The new politics must marry the twin virtues of unequal outcomes and equality of opportunity.
When too few get too much everybody loses.
Feminism is about women living their lives on their own terms, marshalling the resources of the society to make that possible, and men embracing this as vital to a successful society and their own liberation.
Can it be that striving for equality of opportunity however imperfect the process not only benefits the individual but also creates benefits for the society that are unintended but wonderful?
Economics must be a 'moral enterprise' as much as politics claims to be. Economic outcomes need to be framed in terms of right and wrong not just efficiency if only because these often align in surprising ways that are good for society and the economy.
My vision of Canada is that any Canadian child from a family of limited circumstance can expect to have a chance at lifetime of unlimited opportunities.
Free trade is a wonderful thing.

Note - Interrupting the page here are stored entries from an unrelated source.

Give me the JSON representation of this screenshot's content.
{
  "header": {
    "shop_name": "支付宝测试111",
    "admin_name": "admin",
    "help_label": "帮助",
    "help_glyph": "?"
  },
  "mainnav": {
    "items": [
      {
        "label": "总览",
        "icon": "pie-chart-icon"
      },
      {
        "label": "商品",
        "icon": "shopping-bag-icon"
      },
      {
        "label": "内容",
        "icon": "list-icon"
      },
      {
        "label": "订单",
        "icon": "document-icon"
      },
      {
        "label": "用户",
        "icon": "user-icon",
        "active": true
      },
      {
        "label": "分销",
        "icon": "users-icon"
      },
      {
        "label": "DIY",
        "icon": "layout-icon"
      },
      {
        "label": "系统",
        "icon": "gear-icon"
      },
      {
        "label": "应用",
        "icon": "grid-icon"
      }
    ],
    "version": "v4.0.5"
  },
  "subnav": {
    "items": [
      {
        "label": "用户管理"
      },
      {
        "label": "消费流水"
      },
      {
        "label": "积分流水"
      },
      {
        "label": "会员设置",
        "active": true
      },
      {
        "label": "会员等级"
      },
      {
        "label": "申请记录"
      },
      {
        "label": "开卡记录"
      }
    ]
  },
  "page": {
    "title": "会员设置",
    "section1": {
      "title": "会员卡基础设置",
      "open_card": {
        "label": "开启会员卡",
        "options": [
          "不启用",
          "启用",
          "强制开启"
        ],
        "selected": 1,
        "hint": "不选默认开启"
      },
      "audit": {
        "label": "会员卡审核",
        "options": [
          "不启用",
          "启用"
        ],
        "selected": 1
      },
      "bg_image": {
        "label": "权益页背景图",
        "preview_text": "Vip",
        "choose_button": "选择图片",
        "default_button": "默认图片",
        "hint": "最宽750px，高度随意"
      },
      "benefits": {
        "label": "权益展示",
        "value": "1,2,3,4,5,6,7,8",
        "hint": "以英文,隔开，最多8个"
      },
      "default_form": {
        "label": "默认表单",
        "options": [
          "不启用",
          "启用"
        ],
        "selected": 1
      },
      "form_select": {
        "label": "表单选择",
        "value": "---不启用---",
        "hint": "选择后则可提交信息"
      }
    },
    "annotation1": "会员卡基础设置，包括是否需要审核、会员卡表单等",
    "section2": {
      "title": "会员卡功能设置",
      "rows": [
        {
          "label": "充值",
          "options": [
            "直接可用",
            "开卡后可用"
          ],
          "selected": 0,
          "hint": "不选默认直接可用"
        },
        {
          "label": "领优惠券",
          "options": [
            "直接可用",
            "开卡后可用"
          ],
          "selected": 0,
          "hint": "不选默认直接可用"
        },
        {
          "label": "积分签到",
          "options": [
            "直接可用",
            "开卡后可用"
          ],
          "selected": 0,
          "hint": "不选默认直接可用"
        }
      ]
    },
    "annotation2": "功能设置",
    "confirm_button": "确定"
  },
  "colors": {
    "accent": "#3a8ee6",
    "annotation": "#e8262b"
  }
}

Time and time again economists have proven that free trade creates enormous wealth for each country 'on the whole'. Historians have shown that free trade is usually associated with rising political, social and cultural liberty. The perennial problem is that free trade always creates tremendous disruption for thousands even millions of individuals often concentrated in one geography, and where the state is idle, not investing in best in class instruments of social justice, free trade can be a permanent ticket out of the middle class, down, not up.
Tax policy should be founded on the principle of generating steady tax revenues sufficient to maximise environmentally sustainable economic growth in order to fund fair government.
Public policy should be designed to decrease inequality before the law and increase equality of opportunity.
Capitalism is not the problem; the problem is what we do with capitalism.
Content is always more difficult to argue than conspiracy.
Let the state regulate and the market operate (most things).
Welfare strategies are best designed as a hand up, not as a hand out.
Political debate should not be fact free fighting.
Explanation lasts longer than eloquence.
Always favour empowerment over dependency.
The most enduring public figures are embraced for the causes they fought for and not the concept of themselves they hoped others would remember them by.
Find your voice and don't be the echo of somebody else.
It is possible to operate on two different levels: the practical, cautious and conservative; and the realm of ideas, open, free, and radical.